Light, we see by it and at the same time it is invisible.  The more I ponder about light, the more perplexed I become.  Duality is its nature behaving as both a wave and as a particle known as the photon.  We can recognize it as a wave after it interacts with an object and we see various colors.  Its interaction with an object takes place as if it is a photon.  When it is present we can see and in its absence we are blind.  It brings a steady flow of information to our eyes and by it we interpret the world we live in.

Brushes Of Light

Brushes Of Light

But how we see the world and what is really there are two very different things.  It is difficult enough to understand this for a stationary object let alone for one that is constantly moving, like water flowing in a stream.  By the time you see the moving object it has already moved to a new point in space.  Luckily, light moves so fast, 186,000 miles/second, that the distance that something can move in the time that its light reaches our eyes is for all practical purposes so miniscule that we can say we see it in its actual position in space.  Further, its motion is so fluid that we see it as continuous. 

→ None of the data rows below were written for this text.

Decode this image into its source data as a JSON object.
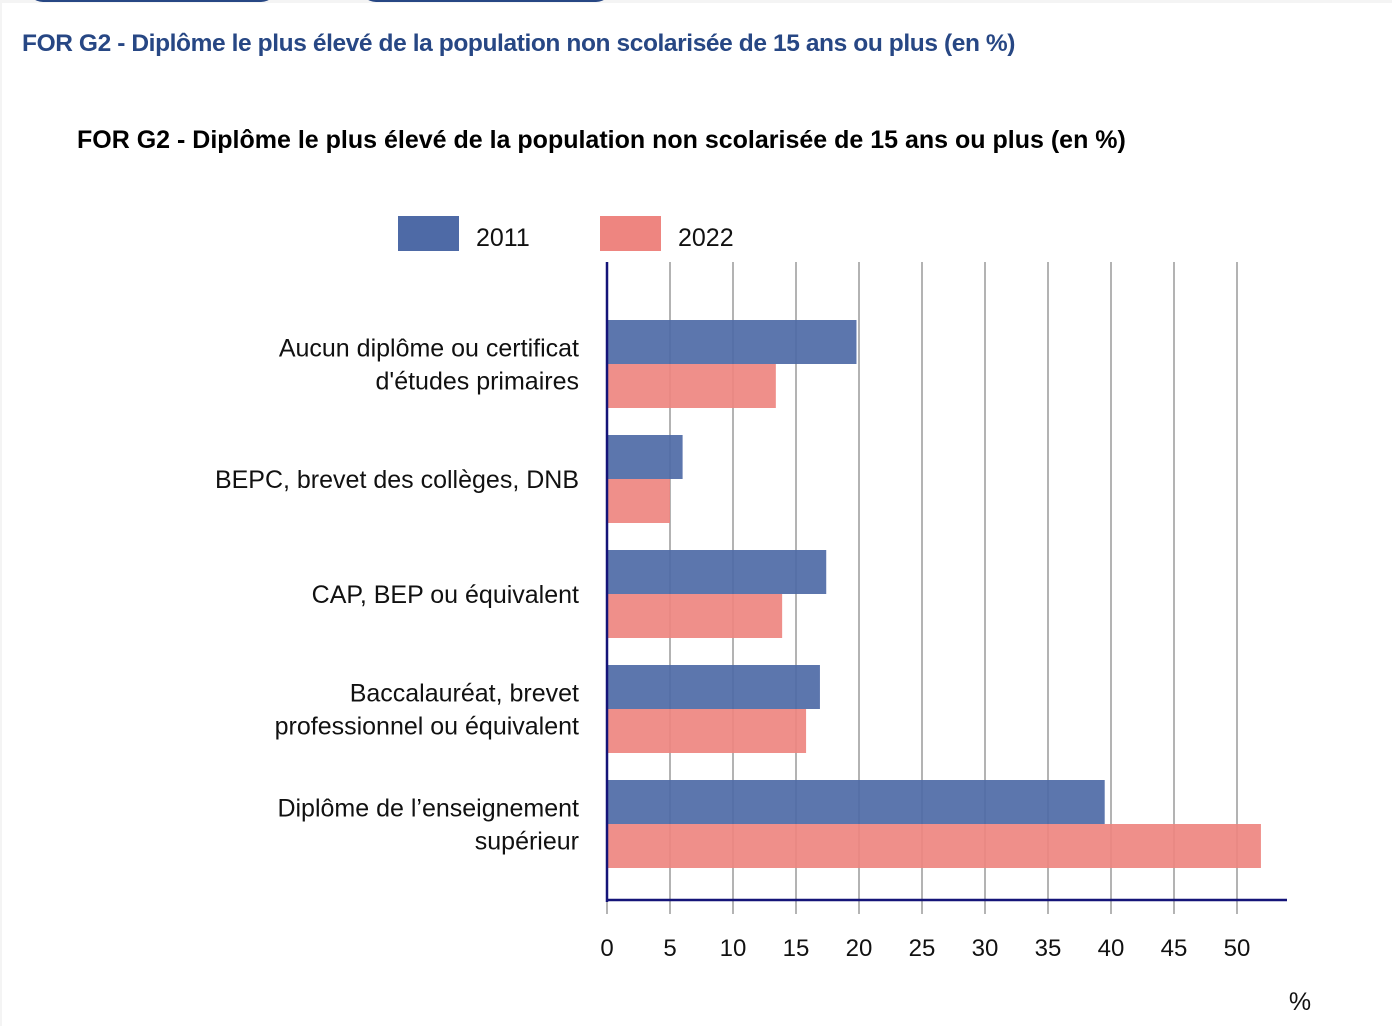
{
  "header": {
    "page_title": "FOR G2 - Diplôme le plus élevé de la population non scolarisée de 15 ans ou plus (en %)"
  },
  "colors": {
    "series_2011": "#4e6aa6",
    "series_2022": "#ee8580",
    "axis": "#141478",
    "grid": "#9a9a9a",
    "title_blue": "#274784"
  },
  "chart_data": {
    "type": "bar",
    "orientation": "horizontal",
    "title": "FOR G2 - Diplôme le plus élevé de la population non scolarisée de 15 ans ou plus (en %)",
    "xlabel": "%",
    "ylabel": "",
    "xlim": [
      0,
      54
    ],
    "xticks": [
      0,
      5,
      10,
      15,
      20,
      25,
      30,
      35,
      40,
      45,
      50
    ],
    "grid": true,
    "legend_position": "top",
    "categories": [
      [
        "Aucun diplôme ou certificat",
        "d'études primaires"
      ],
      [
        "BEPC, brevet des collèges, DNB"
      ],
      [
        "CAP, BEP ou équivalent"
      ],
      [
        "Baccalauréat, brevet",
        "professionnel ou équivalent"
      ],
      [
        "Diplôme de l’enseignement",
        "supérieur"
      ]
    ],
    "series": [
      {
        "name": "2011",
        "values": [
          19.8,
          6.0,
          17.4,
          16.9,
          39.5
        ]
      },
      {
        "name": "2022",
        "values": [
          13.4,
          5.0,
          13.9,
          15.8,
          51.9
        ]
      }
    ]
  }
}
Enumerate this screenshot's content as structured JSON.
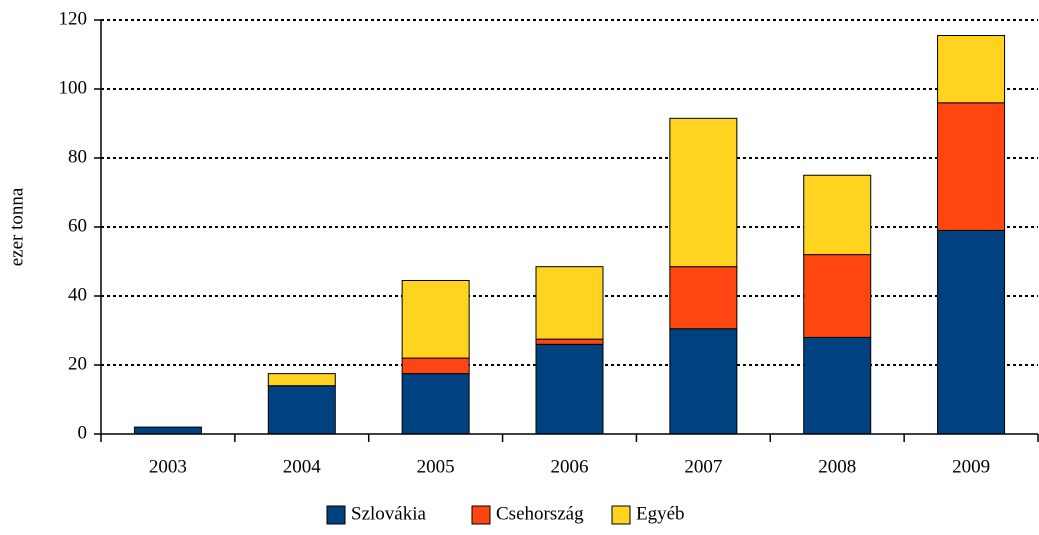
{
  "chart_data": {
    "type": "stacked-bar",
    "y_label": "ezer tonna",
    "categories": [
      "2003",
      "2004",
      "2005",
      "2006",
      "2007",
      "2008",
      "2009"
    ],
    "series": [
      {
        "name": "Szlovákia",
        "color": "#00427f",
        "values": [
          2,
          14,
          17.5,
          26,
          30.5,
          28,
          59
        ]
      },
      {
        "name": "Csehország",
        "color": "#ff4611",
        "values": [
          0,
          0,
          4.5,
          1.5,
          18,
          24,
          37
        ]
      },
      {
        "name": "Egyéb",
        "color": "#ffd320",
        "values": [
          0,
          3.5,
          22.5,
          21,
          43,
          23,
          19.5
        ]
      }
    ],
    "ylim": [
      0,
      120
    ],
    "yticks": [
      0,
      20,
      40,
      60,
      80,
      100,
      120
    ],
    "grid": true
  }
}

Throw a camera into the mix, which is an intermediary between the photographer who experiences the object and the viewer who only sees the photograph, and it creates a departure from reality.  Due to its technical nature, the camera can either freeze a moment in time or produce the illusion of motion as the object streaks passed its fixed lens.  Then in the hands of the photographer, the photograph itself can be manipulated in such a way as to remove any reference to reality bringing about an abstraction that only hints at the natural presence of light itself.

In the hands of the photographer, the one who writes with light, art is created through a simple tool of capture – the camera. Handled deftly, and the camera moves beyond mere capture, and becomes the translator of the intent of not just the photographer but of the artist within as well.